相変わらず娑加羅は、腰に下げた剣に触れようとはしなかった。
結界内である通路へ入る前と同じ、呑気と言って良いほど穏やかな表情を浮かべたまま、冴月むの瞳をじっと見つめている。
「……戦わなくてよいのですか」
言いながら冴月は身構えた。しかし、その件を持つ手はそれとわからぬほど細かに震え、娑加羅を見詰める青銀の瞳は、例えようもない悲しみと苦しみで満たされていた。

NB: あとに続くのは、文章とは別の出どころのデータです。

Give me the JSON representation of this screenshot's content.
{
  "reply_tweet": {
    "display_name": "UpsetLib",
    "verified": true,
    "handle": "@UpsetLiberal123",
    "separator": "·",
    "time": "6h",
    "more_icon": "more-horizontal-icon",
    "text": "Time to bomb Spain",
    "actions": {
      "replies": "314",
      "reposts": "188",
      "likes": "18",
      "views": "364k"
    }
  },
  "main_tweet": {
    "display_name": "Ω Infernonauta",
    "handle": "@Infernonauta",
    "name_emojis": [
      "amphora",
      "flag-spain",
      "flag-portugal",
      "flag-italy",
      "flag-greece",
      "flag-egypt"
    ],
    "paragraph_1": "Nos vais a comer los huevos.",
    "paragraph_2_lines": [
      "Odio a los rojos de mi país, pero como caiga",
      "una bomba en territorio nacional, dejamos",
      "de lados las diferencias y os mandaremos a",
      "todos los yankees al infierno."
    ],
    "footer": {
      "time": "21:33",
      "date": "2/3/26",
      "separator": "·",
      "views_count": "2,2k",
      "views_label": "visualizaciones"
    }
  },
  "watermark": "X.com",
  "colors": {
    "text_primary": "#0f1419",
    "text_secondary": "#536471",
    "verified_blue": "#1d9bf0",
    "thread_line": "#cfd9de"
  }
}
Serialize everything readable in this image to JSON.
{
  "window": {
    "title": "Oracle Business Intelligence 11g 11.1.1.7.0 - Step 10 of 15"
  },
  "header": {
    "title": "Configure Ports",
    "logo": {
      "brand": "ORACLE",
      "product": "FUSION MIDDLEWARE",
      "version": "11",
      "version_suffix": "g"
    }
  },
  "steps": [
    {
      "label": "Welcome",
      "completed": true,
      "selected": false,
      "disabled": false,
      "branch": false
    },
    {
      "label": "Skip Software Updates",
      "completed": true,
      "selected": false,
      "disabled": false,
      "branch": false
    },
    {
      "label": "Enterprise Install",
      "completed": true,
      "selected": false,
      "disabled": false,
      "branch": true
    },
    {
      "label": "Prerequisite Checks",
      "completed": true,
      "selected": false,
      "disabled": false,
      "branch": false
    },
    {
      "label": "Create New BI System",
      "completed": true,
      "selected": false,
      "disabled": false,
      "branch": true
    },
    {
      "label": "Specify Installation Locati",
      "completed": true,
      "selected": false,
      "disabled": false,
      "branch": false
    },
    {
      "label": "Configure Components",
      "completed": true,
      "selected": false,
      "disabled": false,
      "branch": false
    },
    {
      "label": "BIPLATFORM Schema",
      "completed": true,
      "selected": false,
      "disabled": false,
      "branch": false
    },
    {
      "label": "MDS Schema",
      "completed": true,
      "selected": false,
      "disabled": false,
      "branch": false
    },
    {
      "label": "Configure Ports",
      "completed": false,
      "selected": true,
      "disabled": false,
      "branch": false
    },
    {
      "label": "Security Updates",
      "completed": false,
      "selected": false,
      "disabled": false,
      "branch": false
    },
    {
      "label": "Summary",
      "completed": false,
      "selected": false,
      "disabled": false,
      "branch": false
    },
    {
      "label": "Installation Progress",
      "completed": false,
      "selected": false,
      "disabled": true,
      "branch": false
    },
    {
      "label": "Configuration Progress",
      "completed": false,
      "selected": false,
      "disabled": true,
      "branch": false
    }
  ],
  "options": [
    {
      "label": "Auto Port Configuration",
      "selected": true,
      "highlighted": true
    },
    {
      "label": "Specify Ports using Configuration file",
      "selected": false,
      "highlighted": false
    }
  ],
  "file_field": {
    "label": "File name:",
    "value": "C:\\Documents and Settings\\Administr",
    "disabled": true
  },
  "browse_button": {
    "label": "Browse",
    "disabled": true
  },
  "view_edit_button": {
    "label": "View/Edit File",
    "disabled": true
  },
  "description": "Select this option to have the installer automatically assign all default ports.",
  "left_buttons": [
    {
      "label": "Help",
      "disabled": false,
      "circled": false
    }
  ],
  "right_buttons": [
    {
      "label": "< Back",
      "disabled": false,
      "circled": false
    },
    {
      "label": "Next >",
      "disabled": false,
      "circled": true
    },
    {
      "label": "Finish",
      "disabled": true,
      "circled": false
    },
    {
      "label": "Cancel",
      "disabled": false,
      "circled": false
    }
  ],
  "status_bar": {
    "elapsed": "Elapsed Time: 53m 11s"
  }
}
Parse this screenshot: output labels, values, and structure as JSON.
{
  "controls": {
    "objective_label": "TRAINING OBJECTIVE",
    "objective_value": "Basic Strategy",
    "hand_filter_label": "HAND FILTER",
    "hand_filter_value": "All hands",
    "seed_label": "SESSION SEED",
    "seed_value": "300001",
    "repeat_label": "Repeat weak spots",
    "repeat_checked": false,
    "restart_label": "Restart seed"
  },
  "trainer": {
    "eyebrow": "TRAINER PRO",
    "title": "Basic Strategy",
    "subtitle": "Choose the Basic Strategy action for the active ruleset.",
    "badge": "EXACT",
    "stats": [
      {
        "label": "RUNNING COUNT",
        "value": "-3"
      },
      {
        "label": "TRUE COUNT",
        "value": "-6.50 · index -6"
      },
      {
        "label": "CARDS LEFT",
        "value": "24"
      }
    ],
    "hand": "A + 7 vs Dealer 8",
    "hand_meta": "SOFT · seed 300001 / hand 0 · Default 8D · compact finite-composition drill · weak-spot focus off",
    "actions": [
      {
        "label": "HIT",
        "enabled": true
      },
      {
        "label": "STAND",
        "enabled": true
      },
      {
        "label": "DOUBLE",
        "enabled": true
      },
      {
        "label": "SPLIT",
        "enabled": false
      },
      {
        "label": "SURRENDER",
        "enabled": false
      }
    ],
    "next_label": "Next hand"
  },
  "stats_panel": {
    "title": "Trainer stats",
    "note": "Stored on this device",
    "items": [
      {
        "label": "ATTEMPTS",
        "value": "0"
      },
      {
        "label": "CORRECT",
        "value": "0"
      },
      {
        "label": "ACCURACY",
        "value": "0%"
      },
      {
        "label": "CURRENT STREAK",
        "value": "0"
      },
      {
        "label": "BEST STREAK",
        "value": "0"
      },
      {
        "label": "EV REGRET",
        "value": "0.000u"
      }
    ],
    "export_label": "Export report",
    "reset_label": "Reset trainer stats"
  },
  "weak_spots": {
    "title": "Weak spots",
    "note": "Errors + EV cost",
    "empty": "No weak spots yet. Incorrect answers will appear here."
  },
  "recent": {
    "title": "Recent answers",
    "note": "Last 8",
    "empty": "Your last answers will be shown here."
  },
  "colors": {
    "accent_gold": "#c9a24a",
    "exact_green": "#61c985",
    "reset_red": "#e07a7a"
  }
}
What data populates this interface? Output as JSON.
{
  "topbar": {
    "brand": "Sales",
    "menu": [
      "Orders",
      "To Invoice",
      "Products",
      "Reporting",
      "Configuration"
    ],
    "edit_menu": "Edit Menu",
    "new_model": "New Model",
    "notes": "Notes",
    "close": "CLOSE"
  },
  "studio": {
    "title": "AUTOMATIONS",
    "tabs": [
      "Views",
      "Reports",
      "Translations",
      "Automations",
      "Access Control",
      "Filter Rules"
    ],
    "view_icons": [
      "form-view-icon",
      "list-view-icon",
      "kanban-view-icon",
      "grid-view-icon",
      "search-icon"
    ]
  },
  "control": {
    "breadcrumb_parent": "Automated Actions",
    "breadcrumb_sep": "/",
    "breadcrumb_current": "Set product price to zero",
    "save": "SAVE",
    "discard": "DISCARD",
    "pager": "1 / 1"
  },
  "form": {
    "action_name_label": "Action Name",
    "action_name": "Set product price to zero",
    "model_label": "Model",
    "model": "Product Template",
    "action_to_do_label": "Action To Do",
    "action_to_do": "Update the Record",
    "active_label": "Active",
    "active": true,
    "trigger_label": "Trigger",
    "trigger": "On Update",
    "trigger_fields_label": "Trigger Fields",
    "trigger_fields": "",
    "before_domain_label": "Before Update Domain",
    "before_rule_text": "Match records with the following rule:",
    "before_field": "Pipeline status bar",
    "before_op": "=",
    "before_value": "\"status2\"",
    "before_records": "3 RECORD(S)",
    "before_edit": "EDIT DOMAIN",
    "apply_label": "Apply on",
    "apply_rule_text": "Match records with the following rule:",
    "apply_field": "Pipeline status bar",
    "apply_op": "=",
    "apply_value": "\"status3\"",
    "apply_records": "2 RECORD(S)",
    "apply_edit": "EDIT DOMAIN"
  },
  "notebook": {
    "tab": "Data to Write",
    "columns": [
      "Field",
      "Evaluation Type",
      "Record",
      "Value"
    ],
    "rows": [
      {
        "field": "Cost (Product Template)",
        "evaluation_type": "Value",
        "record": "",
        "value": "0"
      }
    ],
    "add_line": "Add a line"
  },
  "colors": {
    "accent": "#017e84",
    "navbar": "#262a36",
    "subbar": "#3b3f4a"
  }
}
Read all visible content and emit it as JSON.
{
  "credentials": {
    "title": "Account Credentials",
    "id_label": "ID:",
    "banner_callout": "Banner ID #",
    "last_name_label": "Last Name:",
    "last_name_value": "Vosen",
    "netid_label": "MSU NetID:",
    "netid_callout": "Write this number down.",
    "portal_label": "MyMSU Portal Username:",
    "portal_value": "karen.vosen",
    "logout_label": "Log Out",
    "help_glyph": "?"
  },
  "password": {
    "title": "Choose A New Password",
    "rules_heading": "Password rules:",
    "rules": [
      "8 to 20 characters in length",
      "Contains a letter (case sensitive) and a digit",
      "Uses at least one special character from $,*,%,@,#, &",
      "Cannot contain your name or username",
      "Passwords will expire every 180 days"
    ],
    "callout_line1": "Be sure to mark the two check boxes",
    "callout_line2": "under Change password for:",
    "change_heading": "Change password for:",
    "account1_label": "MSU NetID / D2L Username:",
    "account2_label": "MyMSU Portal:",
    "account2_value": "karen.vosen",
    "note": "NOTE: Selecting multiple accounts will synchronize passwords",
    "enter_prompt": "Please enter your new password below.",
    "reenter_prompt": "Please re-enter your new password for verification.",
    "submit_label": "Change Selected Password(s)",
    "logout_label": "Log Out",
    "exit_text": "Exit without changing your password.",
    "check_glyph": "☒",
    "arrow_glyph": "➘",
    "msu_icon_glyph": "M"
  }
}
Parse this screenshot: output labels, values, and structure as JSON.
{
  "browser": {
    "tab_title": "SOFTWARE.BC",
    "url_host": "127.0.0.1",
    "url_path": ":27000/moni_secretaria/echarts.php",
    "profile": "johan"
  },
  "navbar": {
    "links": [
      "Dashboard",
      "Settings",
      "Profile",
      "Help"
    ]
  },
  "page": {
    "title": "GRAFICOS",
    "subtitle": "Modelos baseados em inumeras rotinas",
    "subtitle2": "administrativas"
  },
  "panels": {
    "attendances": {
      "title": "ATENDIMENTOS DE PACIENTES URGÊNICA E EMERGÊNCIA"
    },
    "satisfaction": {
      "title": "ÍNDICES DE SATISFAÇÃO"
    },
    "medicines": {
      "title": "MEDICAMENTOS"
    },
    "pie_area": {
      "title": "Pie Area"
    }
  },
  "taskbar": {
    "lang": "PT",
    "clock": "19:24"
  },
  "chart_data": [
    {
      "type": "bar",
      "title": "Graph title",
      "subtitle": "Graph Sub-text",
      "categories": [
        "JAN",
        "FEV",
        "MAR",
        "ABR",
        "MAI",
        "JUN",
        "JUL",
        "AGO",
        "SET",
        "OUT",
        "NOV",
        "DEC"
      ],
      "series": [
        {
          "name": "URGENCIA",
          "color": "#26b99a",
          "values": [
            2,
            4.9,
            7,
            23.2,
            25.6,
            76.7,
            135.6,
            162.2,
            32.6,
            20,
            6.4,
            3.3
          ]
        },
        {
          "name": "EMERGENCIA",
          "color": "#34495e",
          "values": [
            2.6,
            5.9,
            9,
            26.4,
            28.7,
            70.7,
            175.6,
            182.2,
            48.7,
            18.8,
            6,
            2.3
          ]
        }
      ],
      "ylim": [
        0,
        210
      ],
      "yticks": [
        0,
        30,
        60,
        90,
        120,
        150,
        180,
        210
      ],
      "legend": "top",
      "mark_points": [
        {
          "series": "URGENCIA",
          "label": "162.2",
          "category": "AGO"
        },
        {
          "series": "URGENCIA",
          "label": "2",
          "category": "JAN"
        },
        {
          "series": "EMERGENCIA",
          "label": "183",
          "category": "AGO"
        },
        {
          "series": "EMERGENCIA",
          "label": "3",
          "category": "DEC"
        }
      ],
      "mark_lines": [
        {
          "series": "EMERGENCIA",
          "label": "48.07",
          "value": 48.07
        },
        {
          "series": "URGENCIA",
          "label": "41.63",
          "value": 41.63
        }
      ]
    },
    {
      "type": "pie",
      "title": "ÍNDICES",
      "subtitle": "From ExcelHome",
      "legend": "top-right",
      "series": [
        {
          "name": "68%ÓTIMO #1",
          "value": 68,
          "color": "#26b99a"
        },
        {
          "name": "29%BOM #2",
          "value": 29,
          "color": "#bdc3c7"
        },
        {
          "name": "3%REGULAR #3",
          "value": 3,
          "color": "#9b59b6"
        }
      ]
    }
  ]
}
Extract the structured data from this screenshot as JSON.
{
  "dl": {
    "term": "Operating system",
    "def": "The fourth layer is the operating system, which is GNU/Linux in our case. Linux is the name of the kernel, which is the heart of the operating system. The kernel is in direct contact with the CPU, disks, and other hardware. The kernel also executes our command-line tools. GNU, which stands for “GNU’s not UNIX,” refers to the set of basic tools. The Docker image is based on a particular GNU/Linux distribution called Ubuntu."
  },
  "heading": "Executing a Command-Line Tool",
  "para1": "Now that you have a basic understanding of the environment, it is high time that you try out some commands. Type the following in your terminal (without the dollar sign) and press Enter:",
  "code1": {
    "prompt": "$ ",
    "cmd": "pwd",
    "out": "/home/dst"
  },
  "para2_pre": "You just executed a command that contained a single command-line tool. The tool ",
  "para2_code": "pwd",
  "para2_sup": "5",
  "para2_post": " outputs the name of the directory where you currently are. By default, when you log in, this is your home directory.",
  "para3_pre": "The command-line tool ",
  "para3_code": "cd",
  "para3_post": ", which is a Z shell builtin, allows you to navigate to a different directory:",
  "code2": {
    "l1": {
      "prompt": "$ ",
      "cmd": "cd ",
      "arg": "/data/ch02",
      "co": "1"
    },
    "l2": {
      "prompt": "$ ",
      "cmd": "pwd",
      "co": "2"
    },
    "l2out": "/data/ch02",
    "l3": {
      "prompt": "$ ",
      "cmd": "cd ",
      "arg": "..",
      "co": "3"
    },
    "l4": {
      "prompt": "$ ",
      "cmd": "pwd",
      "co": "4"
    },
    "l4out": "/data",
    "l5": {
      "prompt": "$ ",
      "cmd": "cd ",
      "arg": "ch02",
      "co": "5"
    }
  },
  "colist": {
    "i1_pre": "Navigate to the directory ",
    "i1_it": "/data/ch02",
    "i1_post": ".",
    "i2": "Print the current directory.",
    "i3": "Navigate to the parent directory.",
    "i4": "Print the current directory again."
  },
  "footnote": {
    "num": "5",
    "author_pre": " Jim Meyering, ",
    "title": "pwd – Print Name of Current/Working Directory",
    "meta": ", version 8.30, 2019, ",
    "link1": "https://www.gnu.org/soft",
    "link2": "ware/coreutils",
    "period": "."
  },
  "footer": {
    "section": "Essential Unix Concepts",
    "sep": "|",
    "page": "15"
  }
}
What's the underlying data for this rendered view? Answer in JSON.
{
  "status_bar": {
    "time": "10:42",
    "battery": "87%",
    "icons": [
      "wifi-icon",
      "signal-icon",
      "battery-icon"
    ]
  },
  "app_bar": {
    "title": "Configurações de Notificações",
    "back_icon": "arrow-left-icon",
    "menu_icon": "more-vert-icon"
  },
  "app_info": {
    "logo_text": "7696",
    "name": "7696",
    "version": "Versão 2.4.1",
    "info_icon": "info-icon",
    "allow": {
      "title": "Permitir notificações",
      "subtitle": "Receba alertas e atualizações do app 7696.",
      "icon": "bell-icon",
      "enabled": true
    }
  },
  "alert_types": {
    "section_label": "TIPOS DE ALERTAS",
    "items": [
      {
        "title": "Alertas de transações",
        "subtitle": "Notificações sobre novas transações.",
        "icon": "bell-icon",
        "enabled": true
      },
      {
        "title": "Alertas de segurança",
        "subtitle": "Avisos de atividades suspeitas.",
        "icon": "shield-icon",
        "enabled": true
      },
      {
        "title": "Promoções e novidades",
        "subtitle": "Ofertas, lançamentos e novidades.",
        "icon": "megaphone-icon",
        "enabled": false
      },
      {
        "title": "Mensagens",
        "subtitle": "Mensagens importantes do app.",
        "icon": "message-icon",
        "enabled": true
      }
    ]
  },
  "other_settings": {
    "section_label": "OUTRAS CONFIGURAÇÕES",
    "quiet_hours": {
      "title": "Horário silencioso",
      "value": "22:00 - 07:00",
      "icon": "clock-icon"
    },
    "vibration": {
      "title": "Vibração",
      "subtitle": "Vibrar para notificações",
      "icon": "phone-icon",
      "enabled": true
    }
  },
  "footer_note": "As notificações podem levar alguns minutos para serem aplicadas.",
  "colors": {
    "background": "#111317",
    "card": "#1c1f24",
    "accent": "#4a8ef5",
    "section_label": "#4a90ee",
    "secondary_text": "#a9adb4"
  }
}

「これはすべて…飛竜様のご意志なのでしょう?紫龍に命じたと同じに…貴方も!!」
紫龍の告白によって判明した事実を、はっきりとそう口にしながらも、冴月の心はなお『信じたくない』という思いで揺れていた
ずっと、ずっと信じていたのだ。
あの優しさに触れた瞳と、微笑みと、その心を。
自らの命を、竜珠を、ためらいもなく預けてしまえるほどに。
「ええ。確かに飛竜様は私に、竜王の生き残り全員を連れて、四聖獣を討伐せよと、ご命令くださいました」
──ああ、やはり。
真実だったのだ。何もかもすべて。ずっと、ずっと信じてきたのに。
もはや認めるしかない。飛竜は死んだ。
自分の知るかつての飛竜は、遠い昔、死んでしまったのだ。
そう、冴月は絶望にも似た思いで、この辛い現実を受け入れようとした。だが、
「しかし紫龍への命令は違います。あれを我らに命じたのはメーガナーダ。そして彼女は自ら、あの役目を引き受けたのです」
「え………」
「真竜族の、いいえ、飛竜様のために。『自分にやらせてくれ』…と、そう言った時の彼女の瞳は、まるで、前世の彼女と同じでしたよ」
「………紫龍が…どうして」
「六千年前、紫龍に罰を与えたのは、外ならぬ彼女自身ということです」
「…………っ!?」
娑加羅は憐れむような表情を浮かべ、冴月の知らぬ真実を次々と告げた。
「飛竜様は彼女を責めはしませんでした。もちろん、飛竜様がそうお決めになった以上、我々もそれに従わざるを得ません。……どういうことだか、おわかりですね?青龍」
驚きを隠せぬ表情で見返す冴月に、娑加羅は微かな笑みを浮かべた瞳で応えた。
「でも、それじゃ、なぜ今は私達を…!?」
「今の飛竜様は、残念ながら、貴女や私達の知る飛竜様ではないから、です」
「??……そ、それはいったい…」
穏やかだった娑加羅の顔に、初めて苦悩の色が現われた。
それまでの呑気さも嘘のように影を潜め、その胸中に抱える苦悩の深さゆえか、彼はたった数秒で、何千歳も年を取ったかのように見える。
「それをお話しする前に、私は貴女にひとつ、話しておかなくてはならないことがあります」
「お話……ですか?」
見当もつかずに首を傾げる冴月に、娑加羅はゆっくり頷いてみせる。
学者めいた彼の端正な顔には、苦いような笑みが滲み出ていた。